No, non è grezzo o cafone scriverlo. È cretino e poco rispettoso dei clienti non farlo. Una tradizione da abbandonare, per lo meno su tanti prodotti indirizzati al vasto pubblico, non agli appassionati da enoteca!
Bell'articolo, imo un po' di nicchia però concordo. Ho letto volentieri quelli su come si degusta il vino, molto chiari entrambi.
Mi hai incuriosito sul thè anche se non ne bevo, attendo nuovi articoli! Ciao!
Un po' come con il Barolo in Piemonte: scavalchi il fiume, i vigneti sono gli stessi, il vino identico e lo compri a un 1/4 del valore.

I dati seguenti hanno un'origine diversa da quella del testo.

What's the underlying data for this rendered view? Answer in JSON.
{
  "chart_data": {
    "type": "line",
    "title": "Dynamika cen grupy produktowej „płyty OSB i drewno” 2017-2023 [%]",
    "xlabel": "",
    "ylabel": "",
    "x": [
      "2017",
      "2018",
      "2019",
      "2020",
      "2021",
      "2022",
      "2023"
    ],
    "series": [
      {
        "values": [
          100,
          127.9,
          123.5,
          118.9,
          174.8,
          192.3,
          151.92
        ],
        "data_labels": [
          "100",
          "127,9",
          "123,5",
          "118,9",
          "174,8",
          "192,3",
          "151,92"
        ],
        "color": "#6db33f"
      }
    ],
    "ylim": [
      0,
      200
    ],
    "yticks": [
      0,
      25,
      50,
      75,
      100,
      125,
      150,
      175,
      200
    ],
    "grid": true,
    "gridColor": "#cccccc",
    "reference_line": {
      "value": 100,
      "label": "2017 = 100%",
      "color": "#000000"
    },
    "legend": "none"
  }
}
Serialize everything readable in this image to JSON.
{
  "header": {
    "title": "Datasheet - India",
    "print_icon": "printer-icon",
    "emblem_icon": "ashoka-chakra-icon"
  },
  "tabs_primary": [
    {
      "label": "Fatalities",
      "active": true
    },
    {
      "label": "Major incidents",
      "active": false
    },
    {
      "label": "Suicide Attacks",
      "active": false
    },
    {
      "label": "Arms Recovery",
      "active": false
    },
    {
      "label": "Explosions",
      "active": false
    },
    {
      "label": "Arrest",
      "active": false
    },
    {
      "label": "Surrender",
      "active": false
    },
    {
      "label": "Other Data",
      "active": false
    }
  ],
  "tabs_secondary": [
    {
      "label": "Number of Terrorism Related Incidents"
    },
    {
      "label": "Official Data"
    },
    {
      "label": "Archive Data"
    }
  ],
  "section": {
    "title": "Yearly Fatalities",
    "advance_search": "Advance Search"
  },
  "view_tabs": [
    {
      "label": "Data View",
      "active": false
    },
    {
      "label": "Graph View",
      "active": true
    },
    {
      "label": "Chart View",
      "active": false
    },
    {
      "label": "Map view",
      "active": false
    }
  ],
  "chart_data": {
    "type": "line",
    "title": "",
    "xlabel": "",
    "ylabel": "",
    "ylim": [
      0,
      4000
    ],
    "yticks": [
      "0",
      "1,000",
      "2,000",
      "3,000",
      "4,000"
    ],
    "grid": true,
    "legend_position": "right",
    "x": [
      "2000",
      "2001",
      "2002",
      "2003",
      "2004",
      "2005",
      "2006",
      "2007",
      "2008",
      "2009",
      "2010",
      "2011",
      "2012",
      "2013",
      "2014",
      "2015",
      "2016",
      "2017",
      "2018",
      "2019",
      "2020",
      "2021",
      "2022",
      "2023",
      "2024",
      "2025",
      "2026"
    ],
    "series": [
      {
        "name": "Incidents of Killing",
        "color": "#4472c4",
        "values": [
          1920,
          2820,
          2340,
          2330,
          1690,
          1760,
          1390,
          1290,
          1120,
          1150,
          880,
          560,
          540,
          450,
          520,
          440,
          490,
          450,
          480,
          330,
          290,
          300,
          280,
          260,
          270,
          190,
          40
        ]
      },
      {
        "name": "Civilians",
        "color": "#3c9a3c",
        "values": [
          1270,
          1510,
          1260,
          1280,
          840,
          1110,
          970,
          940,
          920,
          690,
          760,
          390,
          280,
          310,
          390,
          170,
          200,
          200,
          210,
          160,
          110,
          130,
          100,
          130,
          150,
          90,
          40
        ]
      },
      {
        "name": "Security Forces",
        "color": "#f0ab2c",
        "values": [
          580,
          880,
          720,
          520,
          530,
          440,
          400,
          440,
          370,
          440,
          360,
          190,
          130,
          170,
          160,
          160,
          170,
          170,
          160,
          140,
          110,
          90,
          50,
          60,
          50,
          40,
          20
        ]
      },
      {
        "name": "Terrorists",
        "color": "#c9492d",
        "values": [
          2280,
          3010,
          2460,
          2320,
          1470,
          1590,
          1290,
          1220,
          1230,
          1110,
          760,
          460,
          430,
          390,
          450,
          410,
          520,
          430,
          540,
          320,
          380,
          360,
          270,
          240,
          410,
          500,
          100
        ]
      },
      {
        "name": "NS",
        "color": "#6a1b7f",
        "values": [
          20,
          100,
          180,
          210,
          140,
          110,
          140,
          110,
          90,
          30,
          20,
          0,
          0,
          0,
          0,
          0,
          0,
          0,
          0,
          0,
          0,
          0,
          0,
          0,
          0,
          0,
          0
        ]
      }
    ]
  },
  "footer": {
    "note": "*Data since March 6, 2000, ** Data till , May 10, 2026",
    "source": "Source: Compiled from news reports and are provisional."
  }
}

Dipende sempre da caso a caso, comunque il vino è un ambito in cui i prezzi oscillano di più per il marchio che per motivi oggettivi.
C'è il grande Barolo famoso a prezzo altissimo... e il piccolo produttore che ne fa uno altrettanto grande ma non sa (o non vuole) vendersi meglio, non ha un grande nome rinomato, e fa 1/4 del prezzo.
Nell'ambito degli champagne il Dame Noire di Boulachin-Chaput, per citarne uno dei tanti, con neanche 30 euro alla bottiglia è un prodotto che compete per qualità a un pelo dai Krug Grande Cuvée da 150-180 euro, e si mangia e si ricaga senza fatica gli champagne di Mumm, Pommery, Moet & Chandon, Veuve Clicquot ecc. del suo stesso prezzo (o poco più, 30-38 euro) che si trovano perfino nei supermercati. :-)
Col tè, tolti appunti casi rari e di interesse più che altro aneddotico, certi meccanismi che consideriamo comuni e normali nel vino sono invece sconosciuti.